Cybersecurity

Basic approach

Damage caused by increasingly sophisticated cyberattacks is on the rise. Breaches of personal information held by corporates and a record amount of unauthorized money transfers from phishing are some examples witnessed in 2023. At Mizuho, we are continuously pressing forward with cybersecurity measures as per our Declaration of Cybersecurity Management, to allow customers to use our services with the peace of mind that they are secure.

Declaration of Cybersecurity Management

Governance system

At Mizuho, we have established the position of Group Chief Information Security Officer (Group CISO), who administers overall group-wide / global cybersecurity management. In the interest of clarifying how the check-and-balance system applies to the Group Chief Information Officer (Group CIO) as part of our second line of defense, the Group CISO reports to both the Group CIO and Group Chief Risk Officer (Group CRO).
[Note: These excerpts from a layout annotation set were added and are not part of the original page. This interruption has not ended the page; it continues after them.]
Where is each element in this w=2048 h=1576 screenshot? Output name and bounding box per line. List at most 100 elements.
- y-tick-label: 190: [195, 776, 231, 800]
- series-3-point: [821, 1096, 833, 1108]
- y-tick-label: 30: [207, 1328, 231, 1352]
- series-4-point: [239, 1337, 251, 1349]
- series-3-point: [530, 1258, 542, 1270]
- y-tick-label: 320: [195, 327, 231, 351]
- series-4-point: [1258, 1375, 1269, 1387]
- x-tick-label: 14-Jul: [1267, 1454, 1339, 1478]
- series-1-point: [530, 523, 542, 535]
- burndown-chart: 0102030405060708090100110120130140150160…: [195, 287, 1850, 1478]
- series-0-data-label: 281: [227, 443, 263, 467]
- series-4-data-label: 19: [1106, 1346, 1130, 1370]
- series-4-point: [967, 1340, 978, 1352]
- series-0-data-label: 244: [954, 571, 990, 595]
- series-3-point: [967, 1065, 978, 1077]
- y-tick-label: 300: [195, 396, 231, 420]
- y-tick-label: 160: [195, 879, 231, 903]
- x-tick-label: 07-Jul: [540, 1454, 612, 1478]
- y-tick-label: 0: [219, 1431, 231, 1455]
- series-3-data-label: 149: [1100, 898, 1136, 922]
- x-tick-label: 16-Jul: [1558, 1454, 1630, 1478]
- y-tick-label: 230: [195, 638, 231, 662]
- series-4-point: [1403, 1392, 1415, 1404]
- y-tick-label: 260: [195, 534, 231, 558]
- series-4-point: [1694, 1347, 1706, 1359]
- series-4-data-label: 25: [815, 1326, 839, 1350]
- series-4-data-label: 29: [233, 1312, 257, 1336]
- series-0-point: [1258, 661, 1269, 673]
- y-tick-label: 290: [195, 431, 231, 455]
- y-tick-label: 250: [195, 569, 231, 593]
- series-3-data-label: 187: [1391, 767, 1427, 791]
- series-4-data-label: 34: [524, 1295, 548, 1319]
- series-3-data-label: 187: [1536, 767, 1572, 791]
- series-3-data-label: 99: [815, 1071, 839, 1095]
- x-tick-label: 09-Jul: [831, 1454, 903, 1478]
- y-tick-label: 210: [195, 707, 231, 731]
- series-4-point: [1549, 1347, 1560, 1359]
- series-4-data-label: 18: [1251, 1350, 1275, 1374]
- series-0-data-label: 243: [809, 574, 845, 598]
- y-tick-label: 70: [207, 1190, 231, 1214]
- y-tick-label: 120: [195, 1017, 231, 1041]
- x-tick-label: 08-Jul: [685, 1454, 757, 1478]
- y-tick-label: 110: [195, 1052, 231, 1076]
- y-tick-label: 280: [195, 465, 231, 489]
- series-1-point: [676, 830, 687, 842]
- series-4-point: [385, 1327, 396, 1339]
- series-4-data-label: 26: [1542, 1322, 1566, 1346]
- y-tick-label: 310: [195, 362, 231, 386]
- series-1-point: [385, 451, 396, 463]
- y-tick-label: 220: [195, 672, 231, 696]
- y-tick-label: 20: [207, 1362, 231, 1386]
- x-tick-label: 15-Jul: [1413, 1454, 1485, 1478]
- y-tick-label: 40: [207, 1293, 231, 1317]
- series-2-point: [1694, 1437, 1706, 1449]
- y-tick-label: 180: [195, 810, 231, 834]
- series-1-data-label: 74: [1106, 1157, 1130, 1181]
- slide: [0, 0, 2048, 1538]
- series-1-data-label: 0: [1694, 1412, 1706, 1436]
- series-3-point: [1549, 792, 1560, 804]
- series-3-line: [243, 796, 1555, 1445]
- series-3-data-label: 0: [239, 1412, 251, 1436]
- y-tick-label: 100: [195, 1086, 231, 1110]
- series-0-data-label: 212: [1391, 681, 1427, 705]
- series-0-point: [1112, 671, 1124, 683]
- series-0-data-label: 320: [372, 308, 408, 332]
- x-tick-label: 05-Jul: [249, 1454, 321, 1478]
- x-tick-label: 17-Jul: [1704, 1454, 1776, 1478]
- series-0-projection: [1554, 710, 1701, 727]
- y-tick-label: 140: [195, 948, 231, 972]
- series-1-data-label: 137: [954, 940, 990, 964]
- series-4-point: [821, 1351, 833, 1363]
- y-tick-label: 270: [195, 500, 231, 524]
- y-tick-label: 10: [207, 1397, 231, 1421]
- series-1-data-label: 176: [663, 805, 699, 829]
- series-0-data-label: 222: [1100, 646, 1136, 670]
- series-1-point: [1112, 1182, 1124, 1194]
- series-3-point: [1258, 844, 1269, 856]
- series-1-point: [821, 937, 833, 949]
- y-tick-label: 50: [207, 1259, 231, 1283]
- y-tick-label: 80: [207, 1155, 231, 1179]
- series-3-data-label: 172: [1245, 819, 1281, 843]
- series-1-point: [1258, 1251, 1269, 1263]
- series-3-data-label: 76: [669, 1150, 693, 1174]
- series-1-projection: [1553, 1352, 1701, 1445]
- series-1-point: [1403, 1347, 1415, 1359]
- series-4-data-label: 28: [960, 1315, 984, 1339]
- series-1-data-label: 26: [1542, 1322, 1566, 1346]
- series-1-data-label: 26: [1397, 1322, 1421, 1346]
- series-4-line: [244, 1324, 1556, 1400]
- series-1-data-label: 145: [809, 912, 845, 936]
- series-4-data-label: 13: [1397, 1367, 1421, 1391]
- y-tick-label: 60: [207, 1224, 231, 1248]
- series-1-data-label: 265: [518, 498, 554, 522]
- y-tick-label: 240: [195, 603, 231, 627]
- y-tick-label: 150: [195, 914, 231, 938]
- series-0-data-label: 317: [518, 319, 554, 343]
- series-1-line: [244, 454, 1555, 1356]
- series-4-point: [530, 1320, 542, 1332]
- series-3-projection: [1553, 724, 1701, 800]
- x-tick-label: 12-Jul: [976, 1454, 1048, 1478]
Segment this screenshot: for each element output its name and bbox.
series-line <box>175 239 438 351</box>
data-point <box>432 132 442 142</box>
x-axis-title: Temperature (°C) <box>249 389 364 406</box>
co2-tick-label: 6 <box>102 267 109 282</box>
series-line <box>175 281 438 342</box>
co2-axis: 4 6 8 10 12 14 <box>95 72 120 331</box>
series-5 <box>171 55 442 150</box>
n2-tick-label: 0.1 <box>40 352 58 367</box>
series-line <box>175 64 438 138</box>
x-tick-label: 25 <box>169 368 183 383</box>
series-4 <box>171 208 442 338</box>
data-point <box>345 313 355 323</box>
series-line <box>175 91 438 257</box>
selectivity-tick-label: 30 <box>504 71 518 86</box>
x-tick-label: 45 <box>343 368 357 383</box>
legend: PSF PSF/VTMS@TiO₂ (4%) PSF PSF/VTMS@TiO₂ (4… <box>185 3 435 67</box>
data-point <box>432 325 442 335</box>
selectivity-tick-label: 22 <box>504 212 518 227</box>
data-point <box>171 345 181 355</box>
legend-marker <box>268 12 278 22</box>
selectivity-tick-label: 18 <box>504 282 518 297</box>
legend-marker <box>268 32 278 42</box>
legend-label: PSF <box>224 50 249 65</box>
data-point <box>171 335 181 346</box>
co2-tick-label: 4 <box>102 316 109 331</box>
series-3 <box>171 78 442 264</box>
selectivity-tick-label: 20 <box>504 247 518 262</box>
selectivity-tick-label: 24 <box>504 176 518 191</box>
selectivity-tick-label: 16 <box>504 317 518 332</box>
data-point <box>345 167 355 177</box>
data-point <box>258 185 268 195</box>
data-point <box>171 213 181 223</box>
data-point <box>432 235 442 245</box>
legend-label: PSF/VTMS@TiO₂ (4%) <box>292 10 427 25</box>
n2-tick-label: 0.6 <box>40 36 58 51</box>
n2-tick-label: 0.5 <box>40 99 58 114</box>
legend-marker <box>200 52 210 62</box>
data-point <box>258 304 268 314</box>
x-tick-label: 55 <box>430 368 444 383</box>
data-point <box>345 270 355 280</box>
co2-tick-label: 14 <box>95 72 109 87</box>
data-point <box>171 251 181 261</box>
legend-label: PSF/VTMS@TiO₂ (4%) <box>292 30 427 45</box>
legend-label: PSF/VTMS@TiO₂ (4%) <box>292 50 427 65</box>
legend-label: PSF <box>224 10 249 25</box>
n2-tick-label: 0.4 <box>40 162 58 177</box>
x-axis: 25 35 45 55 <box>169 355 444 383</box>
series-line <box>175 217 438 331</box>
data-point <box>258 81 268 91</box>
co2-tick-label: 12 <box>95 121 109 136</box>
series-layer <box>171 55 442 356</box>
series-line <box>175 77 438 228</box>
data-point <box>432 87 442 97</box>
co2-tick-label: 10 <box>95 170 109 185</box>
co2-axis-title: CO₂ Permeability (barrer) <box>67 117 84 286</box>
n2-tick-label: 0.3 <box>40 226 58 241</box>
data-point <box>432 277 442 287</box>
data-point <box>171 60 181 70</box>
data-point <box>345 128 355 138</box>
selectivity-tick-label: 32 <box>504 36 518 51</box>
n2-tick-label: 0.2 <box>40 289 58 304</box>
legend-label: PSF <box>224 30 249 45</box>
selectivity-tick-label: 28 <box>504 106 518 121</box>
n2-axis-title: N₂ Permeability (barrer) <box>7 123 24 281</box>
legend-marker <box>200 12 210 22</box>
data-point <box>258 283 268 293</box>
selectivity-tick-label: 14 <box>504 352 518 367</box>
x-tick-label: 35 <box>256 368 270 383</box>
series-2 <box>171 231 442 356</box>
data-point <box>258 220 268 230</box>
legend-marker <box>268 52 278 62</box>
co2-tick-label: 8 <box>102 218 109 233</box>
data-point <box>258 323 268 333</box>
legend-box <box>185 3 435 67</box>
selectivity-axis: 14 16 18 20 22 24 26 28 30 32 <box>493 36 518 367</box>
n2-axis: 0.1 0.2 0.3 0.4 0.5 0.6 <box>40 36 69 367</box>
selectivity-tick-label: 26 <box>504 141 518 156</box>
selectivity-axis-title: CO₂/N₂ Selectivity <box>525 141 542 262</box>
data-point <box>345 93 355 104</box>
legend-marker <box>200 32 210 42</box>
We are striving to enhance our cybersecurity posture by implementing this system of double reporting. The Group CISO, as the person responsible for cybersecurity risk management, reports to the Executive Management Committee and Board of Directors the progress of the various measures taken, and works with management to review cybersecurity policies and resource allocation in a timely and appropriate manner.

We have appointed a person in charge of cybersecurity and have established a communication system at group companies, to monitor the status of our cybersecurity measures and to quickly gather information when an incident occurs.

Incident response

Our specialist units, particularly SOC¹ and Mizuho-CIRT², work closely with external specialized organizations to respond to cybersecurity incidents. SOC detects suspicious activity to identify potential threats using a 24-hour, 365-day monitoring framework, while Mizuho-CIRT shares information with internal and external partners to better handle incident response, investigation, and recovery based on the information received from SOC.

These specialist units have established a procedure for responding to different cyberattack methods, and are constantly conducting internal and external training and drills to properly respond to any incident.

1. Security Operation Center (a specialized team that monitors and analyzes threats to information systems in organizations such as other corporates)
2. Cyber Incident Response Team (incident response teams that specialize in information security issues within the organization)
    

Surveillance at a location outside Japan

Cybersecurity measures

Our cybersecurity measures include group-wide, global, and supply chain scopes. In order to identify and prevent cybersecurity risks, we collect threat intelligence from public institutions, trusted communities, the media, and other sources, and prioritize measures based on potential impact on our company.

Modern systems are constantly exposed to a wide variety of security threats. We take measures to ensure consistent security throughout the system development lifecycle, from planning through development and operation.

Our systems have a virus analysis and a multi-layered defense mechanism, and we are working to strengthen our resilience by implementing TLPT¹ to test the effectiveness of these technical measures and the effectiveness of the response process.

In order to evaluate the maturity of these cybersecurity measures, we refer to third party assessment by the Cybersecurity Assessment Tool of the Federal Financial Institutions Examination Council and the Cybersecurity Framework of the National Institute of Standards and Technology.

1. Threat-Led Penetration Testing (evaluation of systems and response processes by analyzing targeted threats and simulating attacks)

 

Cybersecurity personnel development

We periodically test the group's ability to respond appropriately to a cyber incident, and thoroughly eliminate any issues identified. We consider this process vital in order to strengthen individual and organizational incident response capabilities.

To ensure that every executive officer and employee has the necessary cybersecurity awareness, knowledge, and skills, we employ internal and external training, exercises, and drills including incident response training for management and other staff, role-specific cybersecurity training, and biannual phishing email training for all executive officers and employees.

We actively support employees in acquiring professional qualifications and encourage professional development through external specialist programs. In addition, we actively recruit professionals, and have established an IT system course for new graduates hired in Japan, in order to acquire and develop personnel with advanced expertise.